Jeka; gue salah apa?

"Pikir aja sendiri, masih punya otak kan?! Apa perlu gue beliin di rumah makan padang?". Ujar Unaya sadis kemudian bergegas pergi. Jeka melongo, astaga jahat banget mulutnya. Alhamdulilah Jeka masih punya otak kok, harusnya Unaya tuh yang perlu dibeliin hati di rumah makan Padang. Ngomong lancar banget kayak gak punya hati. Poor Jeka!

--Ex-Bangsat Boys--

Masih dalam mode perang dengan Unaya. Jeka tengah merokok di balkon sambil memikirkan penyebab Unaya marah. Perasaan ia tidak berulah dan melakukan hal yang aneh-aneh. Setelah sekian lama menelaah kalimat Unaya yang berbunyi; gak usah manggil gue pake panggilan special kalo panggilan itu gak cuma buat gue... Jeka baru sadar dan ingat kalau tadi sempat manggil Juwi tuan putri. Gak nyangka kalau Unaya sempat nguping dan pasti tahu kalau ia sempat dijodoh-jodohin sama Juwi. Wajar sih gadis itu cemburu, maklum cewek kan hobi overthingking. Tak heran kalau kejadian bercandaan tadi sukses membuat Unaya ngamuk.

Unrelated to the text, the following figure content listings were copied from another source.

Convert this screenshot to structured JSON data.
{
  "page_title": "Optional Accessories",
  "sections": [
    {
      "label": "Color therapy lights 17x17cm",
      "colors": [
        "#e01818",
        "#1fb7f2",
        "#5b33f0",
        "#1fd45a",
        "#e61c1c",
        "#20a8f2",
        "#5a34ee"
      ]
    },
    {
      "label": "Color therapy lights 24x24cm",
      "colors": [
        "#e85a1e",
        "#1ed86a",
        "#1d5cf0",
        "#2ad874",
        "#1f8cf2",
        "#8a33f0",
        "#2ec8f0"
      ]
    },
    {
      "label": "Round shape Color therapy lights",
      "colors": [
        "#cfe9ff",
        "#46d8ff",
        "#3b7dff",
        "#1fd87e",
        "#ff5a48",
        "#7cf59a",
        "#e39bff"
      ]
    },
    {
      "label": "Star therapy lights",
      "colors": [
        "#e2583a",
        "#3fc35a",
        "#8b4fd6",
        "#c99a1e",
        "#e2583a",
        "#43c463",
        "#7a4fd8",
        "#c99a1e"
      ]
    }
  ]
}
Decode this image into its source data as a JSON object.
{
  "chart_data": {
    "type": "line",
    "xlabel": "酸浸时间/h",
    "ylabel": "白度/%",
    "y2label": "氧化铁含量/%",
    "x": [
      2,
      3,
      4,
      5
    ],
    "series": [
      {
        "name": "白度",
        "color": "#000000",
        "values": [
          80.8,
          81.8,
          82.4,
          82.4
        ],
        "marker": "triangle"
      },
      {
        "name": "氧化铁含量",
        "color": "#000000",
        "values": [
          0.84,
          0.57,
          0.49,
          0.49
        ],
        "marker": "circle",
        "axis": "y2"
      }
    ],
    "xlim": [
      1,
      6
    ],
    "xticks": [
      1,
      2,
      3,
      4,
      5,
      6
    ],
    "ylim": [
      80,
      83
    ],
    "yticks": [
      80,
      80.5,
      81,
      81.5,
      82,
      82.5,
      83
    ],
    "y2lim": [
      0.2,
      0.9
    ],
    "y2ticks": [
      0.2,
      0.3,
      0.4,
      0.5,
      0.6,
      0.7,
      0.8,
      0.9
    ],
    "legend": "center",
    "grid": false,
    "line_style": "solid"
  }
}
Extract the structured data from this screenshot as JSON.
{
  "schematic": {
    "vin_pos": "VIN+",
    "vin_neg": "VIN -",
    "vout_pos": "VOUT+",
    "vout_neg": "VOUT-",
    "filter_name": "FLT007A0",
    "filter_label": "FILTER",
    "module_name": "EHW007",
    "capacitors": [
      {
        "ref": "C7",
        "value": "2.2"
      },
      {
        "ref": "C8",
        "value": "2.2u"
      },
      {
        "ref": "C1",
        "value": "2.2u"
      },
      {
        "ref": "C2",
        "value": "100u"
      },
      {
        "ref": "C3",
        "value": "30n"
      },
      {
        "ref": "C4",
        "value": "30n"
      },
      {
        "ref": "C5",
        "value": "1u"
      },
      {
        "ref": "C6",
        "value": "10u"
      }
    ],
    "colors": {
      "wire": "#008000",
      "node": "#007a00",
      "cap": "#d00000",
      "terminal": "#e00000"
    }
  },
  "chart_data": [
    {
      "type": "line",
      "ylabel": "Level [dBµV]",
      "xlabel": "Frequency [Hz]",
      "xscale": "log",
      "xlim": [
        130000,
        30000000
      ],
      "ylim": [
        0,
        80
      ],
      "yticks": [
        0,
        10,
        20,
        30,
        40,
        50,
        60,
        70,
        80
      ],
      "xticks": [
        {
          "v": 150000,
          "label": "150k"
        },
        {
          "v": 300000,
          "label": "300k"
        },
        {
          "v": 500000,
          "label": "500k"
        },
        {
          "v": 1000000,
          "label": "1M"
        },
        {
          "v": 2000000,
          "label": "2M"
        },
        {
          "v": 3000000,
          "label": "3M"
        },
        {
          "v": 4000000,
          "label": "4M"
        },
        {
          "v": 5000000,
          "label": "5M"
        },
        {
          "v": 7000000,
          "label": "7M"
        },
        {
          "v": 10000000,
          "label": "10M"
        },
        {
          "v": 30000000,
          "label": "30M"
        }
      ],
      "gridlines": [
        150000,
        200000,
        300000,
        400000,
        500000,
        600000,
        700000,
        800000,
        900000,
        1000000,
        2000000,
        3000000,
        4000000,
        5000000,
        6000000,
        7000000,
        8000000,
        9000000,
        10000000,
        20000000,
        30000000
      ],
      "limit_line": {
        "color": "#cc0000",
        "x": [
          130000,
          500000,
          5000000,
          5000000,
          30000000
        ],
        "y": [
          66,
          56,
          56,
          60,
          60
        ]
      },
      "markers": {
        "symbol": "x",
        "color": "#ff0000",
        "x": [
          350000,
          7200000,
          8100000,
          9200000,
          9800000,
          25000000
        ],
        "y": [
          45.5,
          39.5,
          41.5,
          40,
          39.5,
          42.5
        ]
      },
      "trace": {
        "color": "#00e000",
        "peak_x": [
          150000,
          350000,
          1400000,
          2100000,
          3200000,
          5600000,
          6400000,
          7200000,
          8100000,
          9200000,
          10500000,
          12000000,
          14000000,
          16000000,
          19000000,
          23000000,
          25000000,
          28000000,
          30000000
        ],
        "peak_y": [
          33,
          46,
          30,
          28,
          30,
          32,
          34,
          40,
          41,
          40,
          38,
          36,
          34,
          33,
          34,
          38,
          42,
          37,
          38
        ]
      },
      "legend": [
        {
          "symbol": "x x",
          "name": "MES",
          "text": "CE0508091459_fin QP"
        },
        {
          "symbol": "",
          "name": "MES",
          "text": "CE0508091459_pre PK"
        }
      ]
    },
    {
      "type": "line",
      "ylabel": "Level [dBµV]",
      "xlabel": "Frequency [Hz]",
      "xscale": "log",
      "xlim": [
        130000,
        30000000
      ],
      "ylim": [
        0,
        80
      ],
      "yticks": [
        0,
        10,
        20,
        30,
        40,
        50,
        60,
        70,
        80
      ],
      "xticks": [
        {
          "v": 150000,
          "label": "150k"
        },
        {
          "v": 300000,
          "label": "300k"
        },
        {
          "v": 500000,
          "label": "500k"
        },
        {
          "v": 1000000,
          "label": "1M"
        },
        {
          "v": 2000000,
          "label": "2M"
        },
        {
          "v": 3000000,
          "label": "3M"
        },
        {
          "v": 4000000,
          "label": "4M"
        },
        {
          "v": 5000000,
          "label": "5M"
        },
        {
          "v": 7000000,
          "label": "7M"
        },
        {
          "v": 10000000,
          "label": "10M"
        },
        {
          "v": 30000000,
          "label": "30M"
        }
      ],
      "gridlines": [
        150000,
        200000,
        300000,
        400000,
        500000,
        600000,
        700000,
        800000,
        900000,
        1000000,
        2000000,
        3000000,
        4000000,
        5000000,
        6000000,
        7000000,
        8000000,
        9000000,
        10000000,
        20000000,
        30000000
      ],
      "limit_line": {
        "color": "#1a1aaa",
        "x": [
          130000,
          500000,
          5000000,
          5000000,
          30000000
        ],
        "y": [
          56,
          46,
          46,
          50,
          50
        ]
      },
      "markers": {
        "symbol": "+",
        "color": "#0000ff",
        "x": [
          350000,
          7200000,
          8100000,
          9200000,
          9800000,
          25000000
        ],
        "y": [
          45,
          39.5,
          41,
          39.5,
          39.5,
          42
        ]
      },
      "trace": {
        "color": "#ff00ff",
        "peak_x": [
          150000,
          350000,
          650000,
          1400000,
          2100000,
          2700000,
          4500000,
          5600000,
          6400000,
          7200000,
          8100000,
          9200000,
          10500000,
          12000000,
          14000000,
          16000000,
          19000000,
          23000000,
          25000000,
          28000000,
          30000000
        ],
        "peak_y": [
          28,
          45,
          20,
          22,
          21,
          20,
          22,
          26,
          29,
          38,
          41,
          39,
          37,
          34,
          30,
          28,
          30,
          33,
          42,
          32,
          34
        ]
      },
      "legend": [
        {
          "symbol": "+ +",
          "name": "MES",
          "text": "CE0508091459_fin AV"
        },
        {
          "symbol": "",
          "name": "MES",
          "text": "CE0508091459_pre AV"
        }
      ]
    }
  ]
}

"Gue harus jelasin nih sebelum dia tambah mikir yang aneh-aneh". Gumam Jeka yang hendak menemui Unaya namun sebuah mobil yang masuk pekarangan rumah membuatnya urung. Mobil asing yang tak Jeka ketahui siapa pemiliknya. Jeka terus menyoroti mobil itu hingga seseorang keluar dari sana. Seorang pemuda yang berpenampilan rapi, berkacamata. Jeka ingat betul siapa sosok itu...

"Mas Guan". Tatapan Jeka beralih pada sosok gadis cantik yang kini sudah terbalut gaun mewah. Gadis itu memeluk pemuda berkacamata itu hingga membuat tawa sinis keluar dari bibirnya. Katanya mau berjuang bareng-bareng, mau ngelepas Mas tunangan? Lha kok...

"Cihhh! Jadi gue cuma pelarian?!". Desis Jeka. Pemuda itu menyoroti Unaya tanpa kedip, menatap senyum gadis itu yang ditujukan pada Guan, serta gandengan manja gadis itu dilengan Guan. Sumpah Jeka benci melihatnya!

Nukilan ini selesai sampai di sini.